The work revisits fundamental results from Brenier’s theorem and optimal transport theory, where the optimal transport map between two continuous distributions is the gradient of a convex function.

We formally rederived:

  • The PSD constraints on network Jacobians to ensure monotonicity
  • Theoretical proofs that C-MGN and M-MGN satisfy convex-gradient conditions
  • The connection between Sinkhorn distances, Wasserstein metrics, and entropy-regularized OT

Mathematical Foundation

The key insight is that the optimal transport map T* from distribution μ to ν can be written as the gradient of a convex potential function φ. For MGNs, we ensure convexity by constraining the Jacobian to be positive semi-definite, which guarantees that the learned transport map is monotone and corresponds to an optimal coupling.


Experiments

1. Gradient Field Approximation

We validated the architectures on synthetic convex functions such as f(x) = x₁⁴ + x₂²/2 + x₁x₂/2.
Both models achieved MAE ≈ 10⁻⁵ on gradient field prediction.

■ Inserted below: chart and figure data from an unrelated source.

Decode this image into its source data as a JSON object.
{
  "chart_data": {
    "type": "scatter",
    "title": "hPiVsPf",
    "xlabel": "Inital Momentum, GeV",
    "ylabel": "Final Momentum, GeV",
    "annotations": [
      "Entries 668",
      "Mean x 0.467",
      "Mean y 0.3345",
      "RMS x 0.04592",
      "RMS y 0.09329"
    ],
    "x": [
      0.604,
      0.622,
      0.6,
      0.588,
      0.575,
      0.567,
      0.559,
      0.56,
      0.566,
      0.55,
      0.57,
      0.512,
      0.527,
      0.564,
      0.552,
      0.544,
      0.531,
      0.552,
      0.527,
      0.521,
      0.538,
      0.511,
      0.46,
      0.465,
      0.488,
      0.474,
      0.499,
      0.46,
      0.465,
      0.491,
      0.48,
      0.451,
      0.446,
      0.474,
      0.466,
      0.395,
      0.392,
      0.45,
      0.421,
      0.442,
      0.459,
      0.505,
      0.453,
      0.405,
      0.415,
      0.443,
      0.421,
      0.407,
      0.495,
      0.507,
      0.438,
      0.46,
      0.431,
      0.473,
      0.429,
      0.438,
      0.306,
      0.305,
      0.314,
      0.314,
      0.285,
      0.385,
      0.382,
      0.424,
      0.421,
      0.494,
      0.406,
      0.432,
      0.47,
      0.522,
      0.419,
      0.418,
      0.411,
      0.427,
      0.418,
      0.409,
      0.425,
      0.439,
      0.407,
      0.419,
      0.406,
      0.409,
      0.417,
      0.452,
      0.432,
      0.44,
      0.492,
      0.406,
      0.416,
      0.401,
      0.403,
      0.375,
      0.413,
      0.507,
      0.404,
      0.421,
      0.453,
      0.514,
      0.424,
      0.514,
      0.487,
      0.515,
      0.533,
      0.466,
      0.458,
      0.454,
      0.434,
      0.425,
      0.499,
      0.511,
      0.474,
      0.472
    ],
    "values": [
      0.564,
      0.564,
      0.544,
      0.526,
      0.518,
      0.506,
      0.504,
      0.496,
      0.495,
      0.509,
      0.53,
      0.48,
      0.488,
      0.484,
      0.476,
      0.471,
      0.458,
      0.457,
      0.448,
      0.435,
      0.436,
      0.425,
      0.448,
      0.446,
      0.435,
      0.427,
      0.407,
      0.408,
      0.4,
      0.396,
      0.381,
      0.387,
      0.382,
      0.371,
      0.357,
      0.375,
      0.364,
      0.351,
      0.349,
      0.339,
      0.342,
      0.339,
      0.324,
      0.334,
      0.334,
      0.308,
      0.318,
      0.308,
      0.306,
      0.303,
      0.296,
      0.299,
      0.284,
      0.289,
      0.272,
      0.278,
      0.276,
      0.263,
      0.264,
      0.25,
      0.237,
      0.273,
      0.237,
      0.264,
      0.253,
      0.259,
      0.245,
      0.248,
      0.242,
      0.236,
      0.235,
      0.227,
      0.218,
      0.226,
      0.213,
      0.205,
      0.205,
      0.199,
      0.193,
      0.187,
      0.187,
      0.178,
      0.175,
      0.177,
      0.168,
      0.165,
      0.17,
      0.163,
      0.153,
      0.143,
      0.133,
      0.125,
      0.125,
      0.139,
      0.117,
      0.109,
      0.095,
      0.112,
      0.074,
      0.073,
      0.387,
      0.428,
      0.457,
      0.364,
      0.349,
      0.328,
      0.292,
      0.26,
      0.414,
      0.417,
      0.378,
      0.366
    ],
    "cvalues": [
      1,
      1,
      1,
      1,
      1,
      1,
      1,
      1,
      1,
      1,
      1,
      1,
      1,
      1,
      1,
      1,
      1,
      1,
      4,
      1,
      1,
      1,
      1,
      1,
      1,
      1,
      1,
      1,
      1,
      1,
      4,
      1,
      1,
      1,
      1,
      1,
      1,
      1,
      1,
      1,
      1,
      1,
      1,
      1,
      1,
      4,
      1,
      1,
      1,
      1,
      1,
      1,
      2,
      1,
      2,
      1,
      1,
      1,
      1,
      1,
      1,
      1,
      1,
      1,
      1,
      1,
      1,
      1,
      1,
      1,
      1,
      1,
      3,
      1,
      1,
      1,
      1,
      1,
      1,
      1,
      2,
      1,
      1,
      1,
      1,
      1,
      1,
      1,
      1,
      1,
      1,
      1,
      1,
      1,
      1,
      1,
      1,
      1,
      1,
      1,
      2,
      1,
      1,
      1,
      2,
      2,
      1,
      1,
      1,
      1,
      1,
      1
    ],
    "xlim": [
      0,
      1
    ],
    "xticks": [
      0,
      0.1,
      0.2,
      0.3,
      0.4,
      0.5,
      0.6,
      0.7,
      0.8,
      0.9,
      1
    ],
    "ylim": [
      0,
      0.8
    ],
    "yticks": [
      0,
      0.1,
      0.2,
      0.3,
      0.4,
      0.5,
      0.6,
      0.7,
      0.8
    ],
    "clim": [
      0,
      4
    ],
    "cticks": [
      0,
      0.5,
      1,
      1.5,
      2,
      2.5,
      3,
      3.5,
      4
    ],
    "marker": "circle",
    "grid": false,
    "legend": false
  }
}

2. Optimal Transport Between Distributions

We trained both models to learn transport maps between:

  • Gaussian → Gaussian: Standard multivariate distributions
  • Gaussian → Banana: Non-linear target distributions

Using Sinkhorn loss, the results were:

ModelDatasetWasserstein Distance ↓
C-MGNGaussian0.12
M-MGNGaussian0.09
C-MGNBanana0.19
M-MGNBanana0.17

3. High-Dimensional Generative Modeling

  • MNIST: mapping Gaussian noise → handwritten digits (transport-based generation).
  • CIFAR-10: grayscale → color image translation (optimal coupling for colorization).
  • Domain Adaptation: style transfer from day → sunset scenes via learned color distributions.

C-MGN produced results comparable to small VAEs, while maintaining theoretical guarantees of convexity and monotonicity.


Technical Implementation

Architecture Details

  • C-MGN (Cascaded): Sequential convex layers with PSD constraints
  • M-MGN (Modular): Parallel branches combined with convex combination

Key Components

  1. Convexity Constraints: Enforced via spectral normalization of Jacobians
  2. Monotonicity: Guaranteed through positive-definite Hessian matrices
  3. Transport Loss: Combination of Wasserstein distance and Sinkhorn regularization

Key Findings

  • MGN models enable stable generative training using transport-based objectives.
  • Convex constraints enhance interpretability and reduce mode collapse in learned mappings.
  • Successful extension of MGNs to high-dimensional visual data (MNIST, CIFAR-10).
  • Demonstrated structured image-to-image translation using optimal transport principles.

Perspectives

Future work includes integrating convolutional operators into MGNs to better capture local spatial correlations while preserving convexity.
This approach could serve as a bridge between optimal transport, diffusion models, and energy-based generative modeling.


References

  • Chaudhari, S., Pranav, S., Moura, J. (2023–2025). Learning Gradients of Convex Functions with Monotone Gradient Networks.
  • Peyré, G., Cuturi, M. (2020). Computational Optimal Transport.
  • Brenier, Y. (1991). Polar Factorization and Monotone Rearrangement of Vector-Valued Functions.
  • Cuturi, M. (2013). Sinkhorn Distances: Lightspeed Computation of Optimal Transportation Distances.
  • Santambrogio, F. (2015). Optimal Transport for Applied Mathematicians.